Il soldato si alzò senza dire nulla e fece come gli era stato chiesto, tornando dopo pochi minuti con una brocca e alcune coppe; versò l’acqua in una di esse e la porse a Tya che bevve a piccoli sorsi per poi riprendere il suo racconto.

«Cosa successe una volta che il continente fu unito? Uthor assunse il potere con il sangue e la guerra, fondando l’Impero Fulgido, lasciando tutto al figlio e avviando l'attuale dinastia imperiale. Cosa successe invece alle Furie? Quello che succede ai soldati in genere: dopo aver seminato bastardi in ogni città conquistata durante l'unificazione del paese, tra stupri durante i saccheggi e puttane, finita la guerra, vennero premiati con terre, ricchezze e matrimoni importanti. Ebbero figli legittimi e poi morirono, come accade presto o tardi a tutti gli esseri umani. Quello che nessuno poteva immaginare, né gli alchimisti, né tantomeno Uthor, era che la pozione oltre ad avergli donato dei poteri straordinari, era penetrata così in profondità nei loro corpi, da mutarne la fisiologia.
Le Furie ebbero discendenza e i poteri si trasmisero ai figli, sia che fossero partoriti da contadine, sia da nobildonne, di generazione in generazione, diluendosi nel corso dei secoli fino ad arrivare ad oggi, a te. Toccati lo zigomo e controlla».

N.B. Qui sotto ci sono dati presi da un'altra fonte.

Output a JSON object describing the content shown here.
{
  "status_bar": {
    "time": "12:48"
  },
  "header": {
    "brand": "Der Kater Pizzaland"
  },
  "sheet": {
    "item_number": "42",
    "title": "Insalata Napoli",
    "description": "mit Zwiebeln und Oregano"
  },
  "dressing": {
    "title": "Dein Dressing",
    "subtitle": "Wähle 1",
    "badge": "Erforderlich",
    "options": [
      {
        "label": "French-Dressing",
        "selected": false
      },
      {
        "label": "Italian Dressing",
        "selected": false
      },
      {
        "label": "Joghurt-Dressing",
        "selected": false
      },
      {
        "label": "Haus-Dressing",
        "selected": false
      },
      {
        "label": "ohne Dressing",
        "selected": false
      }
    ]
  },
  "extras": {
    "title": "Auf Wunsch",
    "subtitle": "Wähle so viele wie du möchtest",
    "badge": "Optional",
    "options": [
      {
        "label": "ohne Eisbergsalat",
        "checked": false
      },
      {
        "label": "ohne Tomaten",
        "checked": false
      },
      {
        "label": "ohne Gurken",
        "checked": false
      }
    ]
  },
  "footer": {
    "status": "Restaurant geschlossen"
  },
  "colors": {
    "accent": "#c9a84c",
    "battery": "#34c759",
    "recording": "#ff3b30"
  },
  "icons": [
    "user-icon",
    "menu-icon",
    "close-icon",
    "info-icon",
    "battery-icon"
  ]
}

Dog fece come gli era stato detto e non sentì nulla di strano; anzi non sentì proprio niente: dove doveva esserci la ferita la pelle era liscia, nessuna traccia del taglio che la donna gli aveva provocato, nessuna ferita, nessuna cicatrice. Controllò le dita e notò che erano ancora sporche di sangue oramai secco, sicuramente un rimasuglio di quello che gli era colato dallo zigomo. Non solo: il senso di pesantezza sul petto era sparito.

«Esatto, sei guarito ed è tutto merito del tuo sangue: tu, come tua madre e come me, sei il discendente alla lontana di una di quelle duemila Furie che, spargendo il loro seme in giro per il continente, diffusero anche gli ematisti nel mondo».
La donna, vedendo il volto stupefatto di Dog, si concesse un sorriso:
«Dì la verità: non trovi che tutto questo sia assolutamente eccitante?»